Top 12 Linux & Network Interview Questions Every Ops Engineer Should Know
This article compiles essential Linux environment variable settings, TCP characteristics, three‑handshake rationale, proxy implementation, TCP vs UDP pros and cons, OOP vs procedural differences, HTTP request flow, status codes, deadlock causes and prevention, TCP close_wait and time_wait states, and common IPC mechanisms, providing concise answers for operations interview preparation.
1. Setting Linux Environment Variables
Temporary: export MYNAME="new name" then echo $MYNAME outputs new name. Permanent: modify /etc/profile, e.g., export CLASSPATH=./java_HOME/lib;$JAVA_HOME/jre/lib, and apply with source /etc/profile.
2. Characteristics of TCP Connections
(1) Connection‑oriented using a client/server model. (2) Full‑duplex. (3) Reliable with flow control, congestion control, and error control. (4) Byte‑stream based.
3. Why Does TCP Require a Three‑Way Handshake?
Two handshakes cannot guarantee both sides have received each other's acknowledgments. The three‑step process—SYN, SYN‑ACK, ACK—ensures the client and server both know the connection is established before data transfer.
4. Proxy Implementation Principles
Proxies are classified as HTTP, FTP, or SOCKS and can be transparent or non‑transparent. Typical flow: (1) Client connects to proxy (TCP). (2) Client sends GET with URL. (3) Proxy resolves URL to IP, possibly via DNS, copies the request, removes the URL, repackages, and forwards it. (4) Proxy communicates with the real server using its own IP.
5. TCP vs. UDP Advantages and Disadvantages
TCP – Reliable, stable, supports flow control, congestion control, and three‑way handshake; drawbacks are higher latency, greater resource consumption, and susceptibility to certain attacks. UDP – Faster, lower overhead, fewer attack vectors; drawbacks are lack of reliability and potential packet loss on poor networks.
6. Procedural vs. Object‑Oriented Programming
Procedural programming breaks a problem into sequential steps implemented as functions. Object‑oriented programming models problem entities as objects, focusing on their behaviors and interactions rather than step‑by‑step procedures.
7. HTTP Request Process and Principles
HTTP is stateless and follows a request/response model: (1) Establish TCP connection. (2) Browser sends request command. (3) Browser sends request headers. (4) Server responds. (5) Server sends response headers. (6) Server sends data. (7) Server closes TCP connection.

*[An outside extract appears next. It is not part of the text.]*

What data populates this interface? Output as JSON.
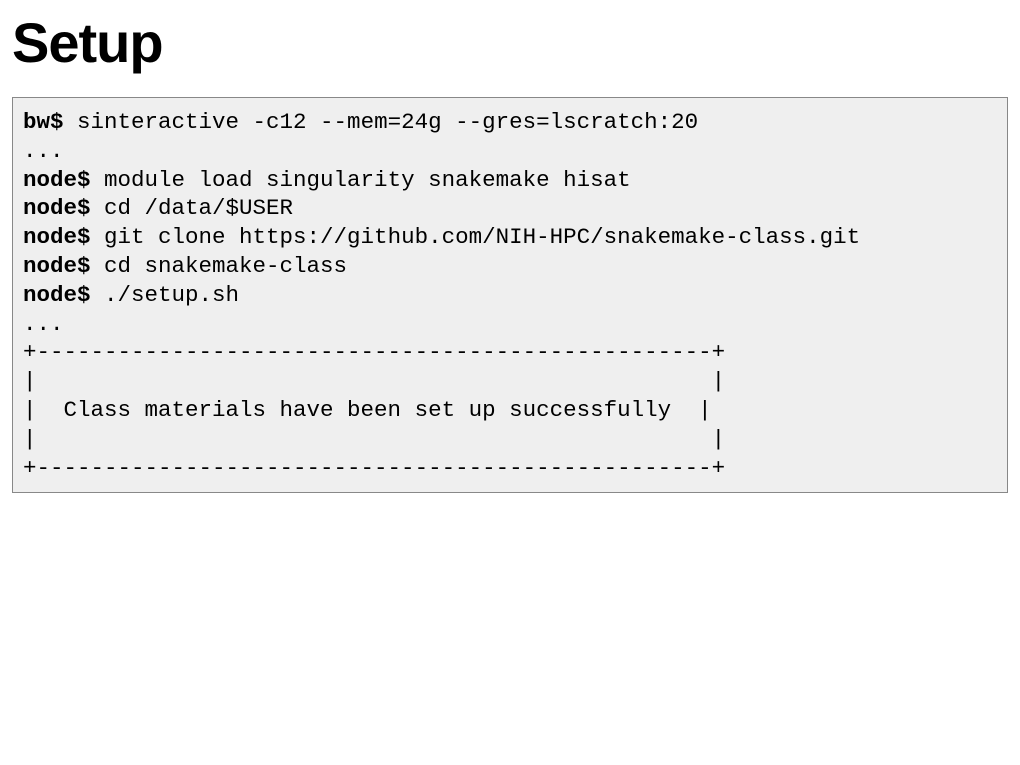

HTTP/1.0 uses short connections by default; HTTP/1.1 defaults to persistent (keep‑alive) connections, reducing the overhead of repeatedly opening and closing TCP sockets.

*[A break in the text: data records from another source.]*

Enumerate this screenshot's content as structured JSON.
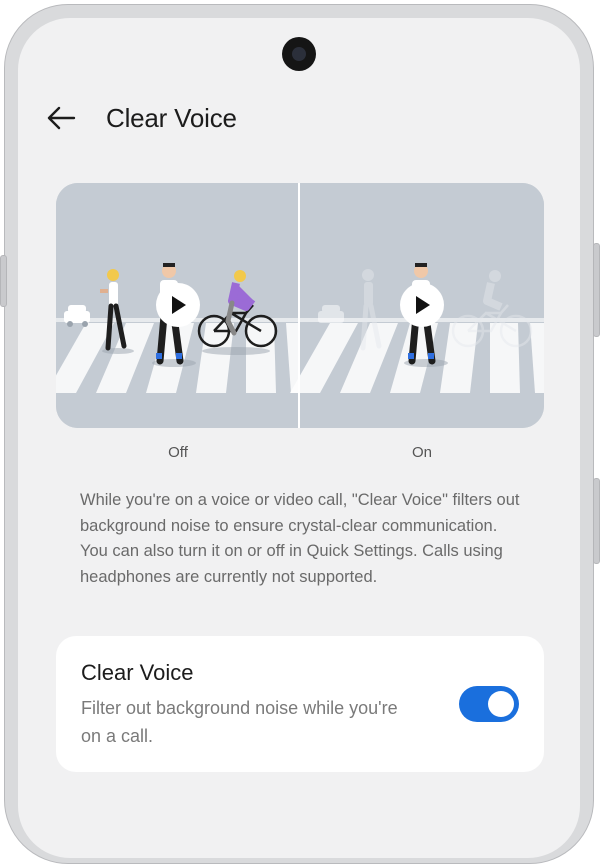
{
  "header": {
    "back_icon": "arrow-left-icon",
    "title": "Clear Voice"
  },
  "preview": {
    "left_label": "Off",
    "right_label": "On",
    "play_icon": "play-icon"
  },
  "description": "While you're on a voice or video call, \"Clear Voice\" filters out background noise to ensure crystal-clear communication. You can also turn it on or off in Quick Settings. Calls using headphones are currently not supported.",
  "setting": {
    "title": "Clear Voice",
    "subtitle": "Filter out background noise while you're on a call.",
    "enabled": true,
    "accent_color": "#1a6fdd"
  }
}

8. Common HTTP Status Codes
2xx – Success (e.g., 200 OK, 202 Accepted, 205 No Content). 3xx – Redirection (e.g., 301 Moved Permanently, 302 Found, 303 See Other, 305 Use Proxy, 307 Temporary Redirect). 4xx – Client errors (e.g., 400 Bad Request, 401 Unauthorized, 403 Forbidden, 404 Not Found, 405 Method Not Allowed, 408 Request Timeout). 5xx – Server errors (e.g., 500 Internal Server Error, 503 Service Unavailable).
9. What Is a Deadlock?
A deadlock occurs when two or more processes wait indefinitely for resources held by each other. Causes include insufficient resources, improper execution order, and poor resource allocation. Four necessary conditions: mutual exclusion, hold‑and‑wait, no preemption, circular wait. Prevention methods include ordered resource allocation and the Banker's algorithm.
10. CLOSE_WAIT State
When a socket has received a FIN from the peer but has not yet sent its own FIN, it enters CLOSE_WAIT. This state should be brief; prolonged CLOSE_WAIT often indicates the application is not properly closing the socket after reading EOF.
11. TIME_WAIT State
After actively closing a socket, it enters TIME_WAIT for 2 MSL (Maximum Segment Lifetime) to ensure all delayed packets are discarded and to allow reliable termination of a full‑duplex TCP connection.
12. Inter‑Process Communication Mechanisms
Common IPC methods include pipes, message queues, shared memory (fastest), semaphores, file mapping, and anonymous or named pipes.